Ingenious Clean Energy made the investment through its investee company, Generation X Energy Ltd.
The anaerobic digestion plant is located on the premises of Thomas Swan, the County Durham-based, family-run specialist chemicals business. The plant, managed by Generation X, is expected to produce around 8,500MWh of electricity every year when complete -- the equivalent of powering 2,600 homes. The plant will allow Thomas Swan to reduce its reliance on and consumption of fossil fuel derived electricity by as much as 100% and heating by up to 20%. This equates to slashing their industrial energy bills by up to £60,000 every year and providing certainty of future pricing, which was Thomas Swan’s key objective for the project.
According to Ingenious Clean Energy, anaerobic digestion1 plants provide a safe, unobtrusive source of renewable energy that can be both used by its owners and sold back to the grid. The UK’s AD sector has seen a sharp uplift in investment in the last five years, although the total number of operational anaerobic digestion facilities (excluding water industry plants) stands at just 131. In Germany however, anaerobic disgesiton is a widely adopted source of renewable energy with nearly 8,000 such plants producing more than 22 million MWh of green power every year (enough to power 7 million homes) and creating an annual turnover of €7 billion.
Under the terms of the arrangement, Thomas Swan will purchase 60% of the electricity generated from Generation X through a long-term power purchase deal. The remaining 40% of the electricity will be sold to the National Grid, creating a regular return for investors of the Ingenious Energy Efficiency EIS Fund.
“As part of our commitment to exploring different and varied ways to generate returns on investments in renewable energies and energy efficiency, we are delighted to have expanded our remit to anaerobic digestion plants for the first time," said James Axtell, investment director within Ingenious Clean Energy. "Biogas generation is not seasonal or cyclical; it can be produced continually throughout the year, creating a steady return on investment for our investors."
According to Harry Swan, managing director at Thomas Swan, the new plant "will put the challenges of energy supply and costs – which have been rising rapidly -- back into our own hands, which will improve our competitiveness in global markets.
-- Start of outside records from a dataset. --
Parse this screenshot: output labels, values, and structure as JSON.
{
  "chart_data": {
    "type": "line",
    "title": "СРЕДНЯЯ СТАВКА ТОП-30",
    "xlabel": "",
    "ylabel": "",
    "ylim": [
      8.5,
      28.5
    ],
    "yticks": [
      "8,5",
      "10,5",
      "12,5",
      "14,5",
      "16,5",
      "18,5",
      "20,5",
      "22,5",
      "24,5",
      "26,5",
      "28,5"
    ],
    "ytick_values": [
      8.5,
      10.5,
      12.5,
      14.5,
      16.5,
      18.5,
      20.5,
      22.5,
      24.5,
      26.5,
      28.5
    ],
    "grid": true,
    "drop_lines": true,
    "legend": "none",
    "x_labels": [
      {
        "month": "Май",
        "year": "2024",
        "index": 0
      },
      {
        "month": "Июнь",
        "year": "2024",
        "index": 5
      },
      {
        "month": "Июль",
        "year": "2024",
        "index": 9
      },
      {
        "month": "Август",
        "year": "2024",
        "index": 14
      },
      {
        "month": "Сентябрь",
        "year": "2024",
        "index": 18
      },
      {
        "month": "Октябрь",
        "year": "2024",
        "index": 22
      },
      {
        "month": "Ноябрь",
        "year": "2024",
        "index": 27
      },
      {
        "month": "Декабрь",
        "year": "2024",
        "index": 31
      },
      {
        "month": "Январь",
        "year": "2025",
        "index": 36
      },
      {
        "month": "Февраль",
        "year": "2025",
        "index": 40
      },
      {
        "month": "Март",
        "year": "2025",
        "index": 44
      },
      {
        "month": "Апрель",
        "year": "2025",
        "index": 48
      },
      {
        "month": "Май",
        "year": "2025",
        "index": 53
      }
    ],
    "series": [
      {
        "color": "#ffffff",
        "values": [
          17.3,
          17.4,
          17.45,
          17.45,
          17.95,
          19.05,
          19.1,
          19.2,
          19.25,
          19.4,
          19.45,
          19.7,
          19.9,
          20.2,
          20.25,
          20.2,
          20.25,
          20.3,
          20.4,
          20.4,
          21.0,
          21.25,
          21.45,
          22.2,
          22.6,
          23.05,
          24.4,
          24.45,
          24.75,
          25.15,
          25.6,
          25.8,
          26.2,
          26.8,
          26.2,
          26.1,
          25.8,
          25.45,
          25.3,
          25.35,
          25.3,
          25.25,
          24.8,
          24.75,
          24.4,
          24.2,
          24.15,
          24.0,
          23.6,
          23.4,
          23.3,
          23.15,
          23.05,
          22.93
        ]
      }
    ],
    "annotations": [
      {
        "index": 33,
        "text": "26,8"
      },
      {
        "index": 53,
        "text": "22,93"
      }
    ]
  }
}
We will be able to manufacture on a more sustainable basis and invest in new technologies which will help develop and expand the business.”
The Thomas Swan project is the first anaerobic digestion project to have been backed and managed by the Ingenious Clean Energy team. The investment was financed by the Ingenious Energy Efficiency EIS Fund; the cost of the installation is financed by Ingenious and will be recouped through the sale of heat and electricity to Thomas Swan under long term agreements.
- An anaerobic digestion plant breaks down farm crops, such as maize and grass silage, with anaerobic bacteria to release a biogas that is converted through an engine into heat and electricity.